ドッペルゲンガー宮 1999年7月5日第一刷
霧舎 巧 講談社ノベルス 1100円 ISBN4-06-182083-4

現在、私が一番お気に入りの作家がこのミステリーの著者・霧舎巧氏。既にあと二冊刊行されているのに近辺の書店には置いてない・・。またまた、インターネットで注文だなぁ。送料かかるけれど、そのぶん早く読めるもので・・

さて、サブタイトルが「《あかずの扉》研究会 流氷館へ」というこのミステリー。島田荘司氏の名作「斜め屋敷の犯罪」と同じ名称の流氷館、まさしくこのタイトル通り館(やかた)物の一冊です。
そして、カケルとユイの青春ストーリーともいえますね。この二人、初々しくてものすごく応援したくなります。他のまわりを固める研究会のメンバーも各々個性的で、なおかつ魅力的。作者の思惑通りか、私は一発で探偵・鳴海雄一郎のファンになってしまいました。このキャラクター達の勢いだけでもシリーズ化して相当いけるんではないかと思ってしまう。雰囲気としては、初期の赤川次郎氏「三毛猫ホームズ」シリーズに似ていると感じましたがいかがでしょう。

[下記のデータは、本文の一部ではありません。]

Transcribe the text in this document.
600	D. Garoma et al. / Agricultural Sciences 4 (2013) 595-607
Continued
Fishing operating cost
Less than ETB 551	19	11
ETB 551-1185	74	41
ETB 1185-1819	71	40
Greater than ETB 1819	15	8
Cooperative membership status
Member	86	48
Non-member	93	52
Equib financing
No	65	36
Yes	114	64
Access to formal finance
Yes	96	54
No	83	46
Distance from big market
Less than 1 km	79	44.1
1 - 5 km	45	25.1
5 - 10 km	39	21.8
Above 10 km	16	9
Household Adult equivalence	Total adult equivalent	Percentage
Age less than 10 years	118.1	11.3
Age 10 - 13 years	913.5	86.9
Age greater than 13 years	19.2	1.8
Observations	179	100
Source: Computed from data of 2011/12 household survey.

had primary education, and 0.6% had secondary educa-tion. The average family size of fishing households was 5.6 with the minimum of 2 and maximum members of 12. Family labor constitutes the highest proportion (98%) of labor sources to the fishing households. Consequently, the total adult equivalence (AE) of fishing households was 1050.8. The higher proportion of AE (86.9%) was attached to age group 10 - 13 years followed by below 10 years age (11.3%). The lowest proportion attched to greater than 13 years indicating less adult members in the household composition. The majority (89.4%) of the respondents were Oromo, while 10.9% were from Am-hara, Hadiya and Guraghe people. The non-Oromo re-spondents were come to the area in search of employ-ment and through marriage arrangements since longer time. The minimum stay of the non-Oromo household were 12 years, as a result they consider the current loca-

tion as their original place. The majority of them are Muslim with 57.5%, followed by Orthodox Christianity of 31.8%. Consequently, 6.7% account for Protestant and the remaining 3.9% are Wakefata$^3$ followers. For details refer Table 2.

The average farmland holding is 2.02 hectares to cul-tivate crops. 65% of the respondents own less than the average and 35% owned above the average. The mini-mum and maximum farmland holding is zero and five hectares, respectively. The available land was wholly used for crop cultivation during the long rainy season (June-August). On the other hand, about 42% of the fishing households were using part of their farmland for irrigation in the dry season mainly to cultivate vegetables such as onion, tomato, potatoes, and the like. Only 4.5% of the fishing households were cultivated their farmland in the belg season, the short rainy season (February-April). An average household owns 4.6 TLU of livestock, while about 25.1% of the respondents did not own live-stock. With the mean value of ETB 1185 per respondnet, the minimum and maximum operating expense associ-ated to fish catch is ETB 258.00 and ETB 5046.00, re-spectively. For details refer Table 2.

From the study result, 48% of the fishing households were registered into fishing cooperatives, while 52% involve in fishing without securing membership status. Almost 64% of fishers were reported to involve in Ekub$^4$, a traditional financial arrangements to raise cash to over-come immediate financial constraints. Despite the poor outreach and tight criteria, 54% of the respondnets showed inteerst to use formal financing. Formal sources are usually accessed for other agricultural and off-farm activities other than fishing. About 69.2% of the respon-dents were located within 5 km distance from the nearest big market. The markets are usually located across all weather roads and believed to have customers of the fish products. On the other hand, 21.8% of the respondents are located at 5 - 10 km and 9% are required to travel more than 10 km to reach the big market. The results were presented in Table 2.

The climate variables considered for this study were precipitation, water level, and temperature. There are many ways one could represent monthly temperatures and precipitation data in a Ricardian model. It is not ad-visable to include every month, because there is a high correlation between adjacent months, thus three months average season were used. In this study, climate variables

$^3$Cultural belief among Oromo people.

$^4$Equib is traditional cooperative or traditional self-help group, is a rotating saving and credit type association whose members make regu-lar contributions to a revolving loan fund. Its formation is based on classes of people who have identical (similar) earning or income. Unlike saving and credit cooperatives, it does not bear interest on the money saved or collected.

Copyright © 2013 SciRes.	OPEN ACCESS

このミステリーの魅力はたくさんあるけれどその一つ、二人の名探偵の関係。こういった設定だとお互い意識して張り合ったりするのが常だと思うのに、お互いがお互いを信頼しあっている。またメンバーの安否を気遣うある人物の台詞にも「こいつらってみんないい奴じゃん」とグッときました。
さてメインである流氷館のトリックもさすが島田荘司氏推薦だけのことはある。こういうトリックは大好きであります。

実は読み始める前「ドッペルゲンガー宮」というタイトルから、あることを想像してしまい、これってネタバレにならないのかと杞憂していたのですが、何のことはない始めからその場所を探すのが謎の一つなのでした。